Smart, right? Well, yes, Google's algorithms are legendary in their ability to help you find what it is you are looking for on the first page of results responding to your query.
But part of the reason Google works so well is it typically already knows an enormous amount of information about you and therefore has the ability to make a pretty good educated guess about what it is among all of the options out there on the web that will best match your intent.
So, one way to think of Google is a robot that you have been training, bit by bit, every time you use any of Google's many "free" services, from gmail, to blogger, to maps, to translation tools, calendar, docs, YouTube, and on and on.
From all of this data, Google infers what you want better than its competitors, which is why it maintains the overwhelming share of the market in search.
But, there are "costs" from this approach, as University of Virginia professor and author Siva Vaidhyanathan notes in his book The Googlization of Everything (and Why We Should Worry).
"...our faith in Google leaves us vulnerable to (the) tendency to believe what we want to believe...When we choose to rely blindly on a pervasive, powerful gatekeeper that we do not understand, we are destined to make monumental mistakes."
But this issue of how we are served by the data digital technologies gather and store about us goes way beyond Google.

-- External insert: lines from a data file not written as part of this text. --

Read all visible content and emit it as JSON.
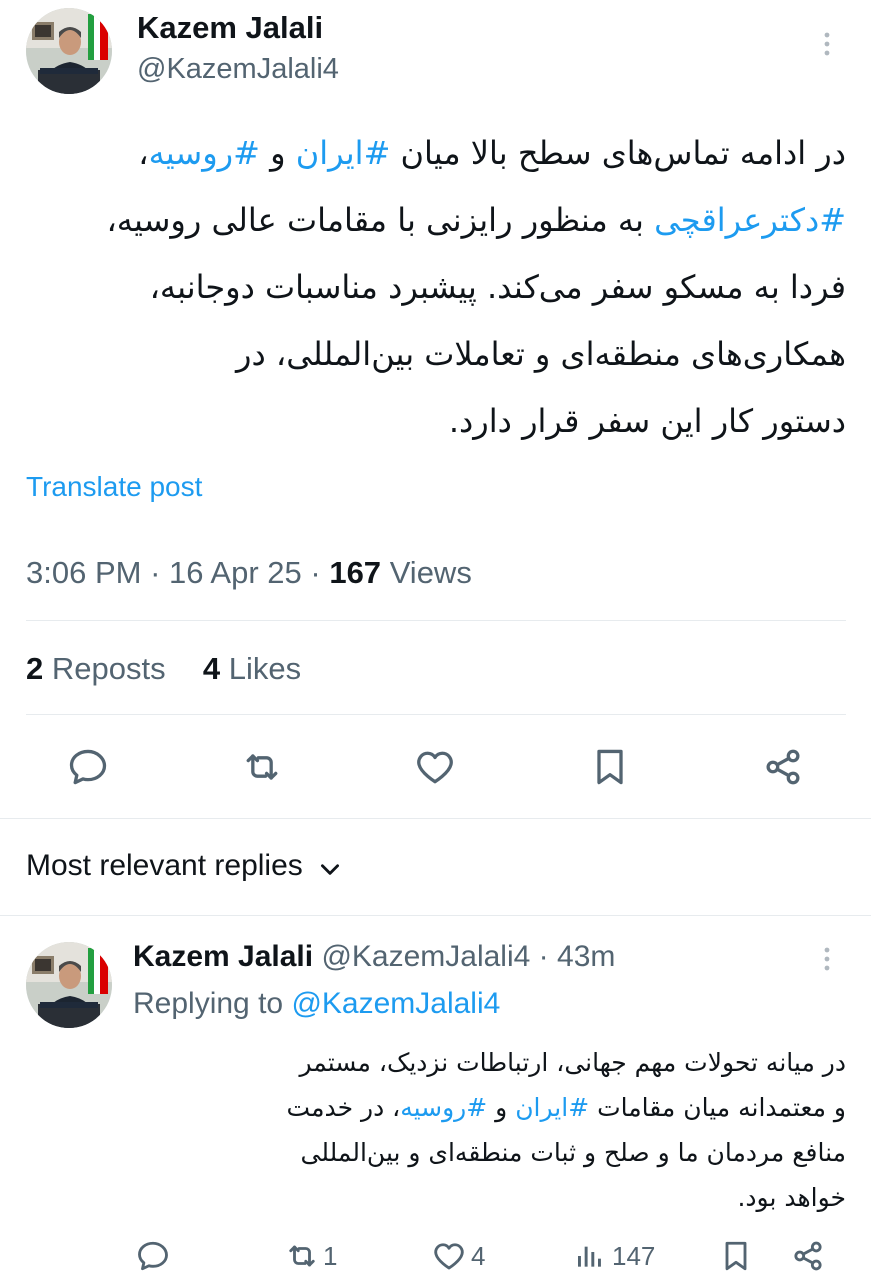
{
  "post": {
    "author_name": "Kazem Jalali",
    "author_handle": "@KazemJalali4",
    "text_lines": [
      {
        "parts": [
          {
            "t": "در ادامه تماس‌های سطح بالا میان ",
            "tag": false
          },
          {
            "t": "#ایران",
            "tag": true
          },
          {
            "t": " و ",
            "tag": false
          },
          {
            "t": "#روسیه",
            "tag": true
          },
          {
            "t": "،",
            "tag": false
          }
        ]
      },
      {
        "parts": [
          {
            "t": "#دکترعراقچی",
            "tag": true
          },
          {
            "t": " به منظور رایزنی با مقامات عالی روسیه،",
            "tag": false
          }
        ]
      },
      {
        "parts": [
          {
            "t": "فردا به مسکو سفر می‌کند. پیشبرد مناسبات دوجانبه،",
            "tag": false
          }
        ]
      },
      {
        "parts": [
          {
            "t": "همکاری‌های منطقه‌ای و تعاملات بین‌المللی، در",
            "tag": false
          }
        ]
      },
      {
        "parts": [
          {
            "t": "دستور کار این سفر قرار دارد.",
            "tag": false
          }
        ]
      }
    ],
    "translate_label": "Translate post",
    "time": "3:06 PM",
    "date": "16 Apr 25",
    "separator": "·",
    "views_count": "167",
    "views_label": "Views",
    "reposts_count": "2",
    "reposts_label": "Reposts",
    "likes_count": "4",
    "likes_label": "Likes"
  },
  "actions": {
    "icons": [
      "reply-icon",
      "repost-icon",
      "like-icon",
      "bookmark-icon",
      "share-icon"
    ]
  },
  "replies_header": {
    "label": "Most relevant replies"
  },
  "reply": {
    "author_name": "Kazem Jalali",
    "author_handle": "@KazemJalali4",
    "separator": "·",
    "age": "43m",
    "replying_to_label": "Replying to",
    "replying_to_handle": "@KazemJalali4",
    "text_lines": [
      {
        "parts": [
          {
            "t": "در میانه تحولات مهم جهانی، ارتباطات نزدیک، مستمر",
            "tag": false
          }
        ]
      },
      {
        "parts": [
          {
            "t": "و معتمدانه میان مقامات ",
            "tag": false
          },
          {
            "t": "#ایران",
            "tag": true
          },
          {
            "t": " و ",
            "tag": false
          },
          {
            "t": "#روسیه",
            "tag": true
          },
          {
            "t": "، در خدمت",
            "tag": false
          }
        ]
      },
      {
        "parts": [
          {
            "t": "منافع مردمان ما و صلح و ثبات منطقه‌ای و بین‌المللی",
            "tag": false
          }
        ]
      },
      {
        "parts": [
          {
            "t": "خواهد بود.",
            "tag": false
          }
        ]
      }
    ],
    "reposts_count": "1",
    "likes_count": "4",
    "views_count": "147"
  },
  "colors": {
    "accent": "#1d9bf0",
    "text": "#0f1419",
    "secondary": "#536471",
    "divider": "#e7ebee"
  }
}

Everything from Pandora -- which tailors its music recommendations to you based on your previous choices and the choices by others who share your tastes -- to Facebook, which leverages your friendships and "likes" to offer you new connections and (as of this week) new way to find deals for you and your friends based on location -- rely on your data to serve you better.
One key difference among companies, however, is whether you choose to share that data (as at Facebook or Pandora) or don't realize you are sharing it (as at Google.)

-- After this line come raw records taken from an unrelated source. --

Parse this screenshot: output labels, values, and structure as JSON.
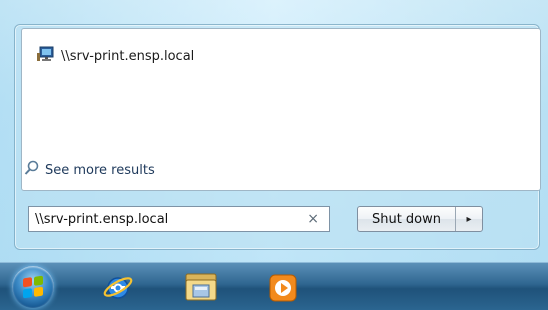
{
  "results": {
    "items": [
      {
        "label": "\\\\srv-print.ensp.local",
        "icon": "network-computer-icon"
      }
    ],
    "see_more": "See more results"
  },
  "search": {
    "value": "\\\\srv-print.ensp.local",
    "clear_glyph": "×"
  },
  "power": {
    "shutdown_label": "Shut down",
    "arrow_glyph": "▸"
  },
  "taskbar": {
    "start": "start-orb-icon",
    "pinned": [
      "internet-explorer-icon",
      "file-explorer-icon",
      "media-player-icon"
    ]
  },
  "colors": {
    "link": "#1e395b",
    "taskbar": "#2f6690",
    "accent_orange": "#f28a1d"
  }
}
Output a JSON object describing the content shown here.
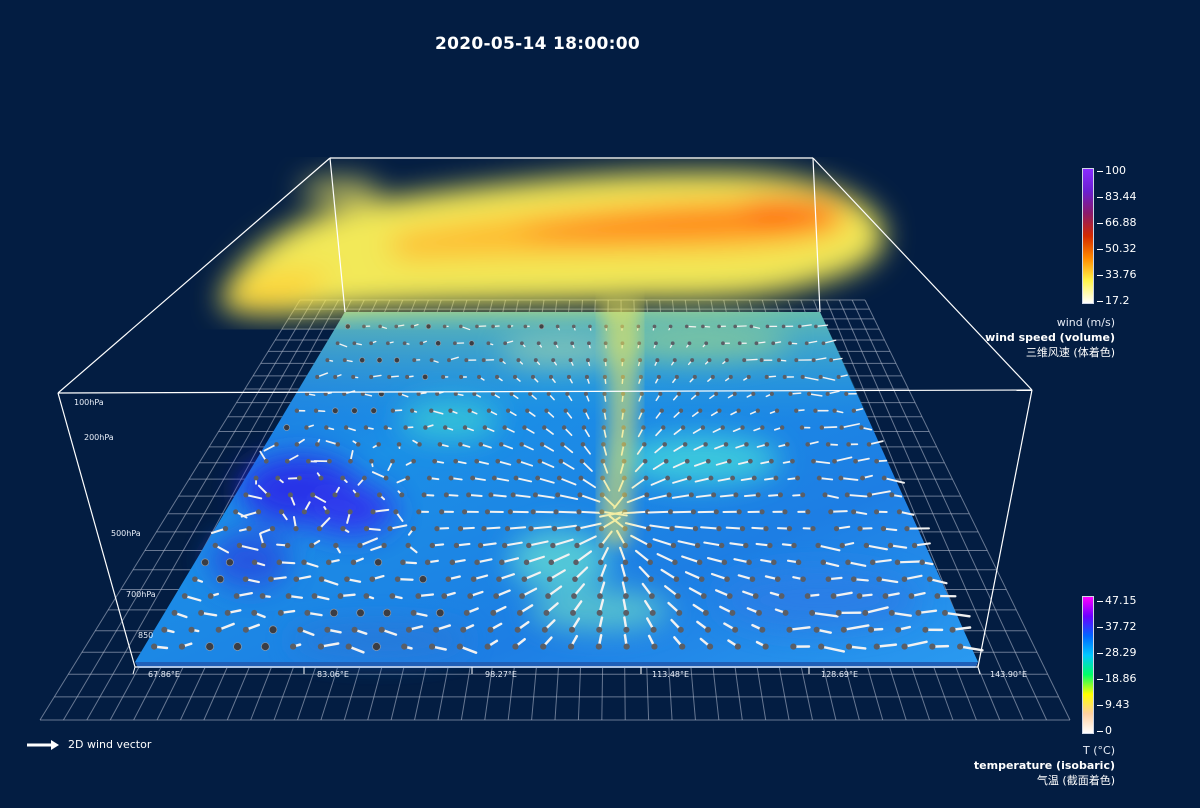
{
  "title": "2020-05-14 18:00:00",
  "wind_legend": {
    "ticks": [
      "100",
      "83.44",
      "66.88",
      "50.32",
      "33.76",
      "17.2"
    ],
    "unit": "wind (m/s)",
    "name": "wind speed (volume)",
    "name_cn": "三维风速 (体着色)",
    "colors": [
      "#8a2cff",
      "#6a1fd0",
      "#8c1a6a",
      "#d42a00",
      "#ff8a00",
      "#fff44a",
      "#ffffff"
    ]
  },
  "temp_legend": {
    "ticks": [
      "47.15",
      "37.72",
      "28.29",
      "18.86",
      "9.43",
      "0"
    ],
    "unit": "T (°C)",
    "name": "temperature (isobaric)",
    "name_cn": "气温 (截面着色)",
    "colors": [
      "#ff00ff",
      "#6a00ff",
      "#0066ff",
      "#00c8ff",
      "#00ff66",
      "#ffff00",
      "#ffd0a0",
      "#ffffff"
    ]
  },
  "pressure_levels": [
    "100hPa",
    "200hPa",
    "500hPa",
    "700hPa",
    "850"
  ],
  "longitudes": [
    "67.86°E",
    "83.06°E",
    "98.27°E",
    "113.48°E",
    "128.69°E",
    "143.90°E"
  ],
  "vector_legend": "2D wind vector"
}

Very little of this has to do with privacy in the traditional sense of that term, however, since these companies have no desire to spy on you for the sake of spying on you -- that threat will come more from governments (citing national security) or hackers with ill intent (there will always be bad guys out there.)
We face a tradeoff -- giving up control of our data in return for more convenience, efficiency and a sense of connectedness with others.
Those who choose to share lots of information about themselves openly via social media truly are choosing to share, so in some ways Facebook represents a new era where we can choose to live in glass houses of one form or another.
And my sense is that most people understand this and accept some loss of privacy for what they gain in community -- although the outrage among Facebook users any time they think the Palo Alto-based company is trying to put one over on them by misusing their personal data shows that a certain collective expectation of some degree of privacy remains.
But it is the surreptitious gathering of data about our habits that got Apple into hot water, and the tip of the iceberg that scandal exposed leads straight back to Google. The biggest data collector of them all has to be concerned that the core of its business model could be compromised should the growing chorus of calls for restrictive legislation find more willing ears in Washington, D.C., and other capitals around the world.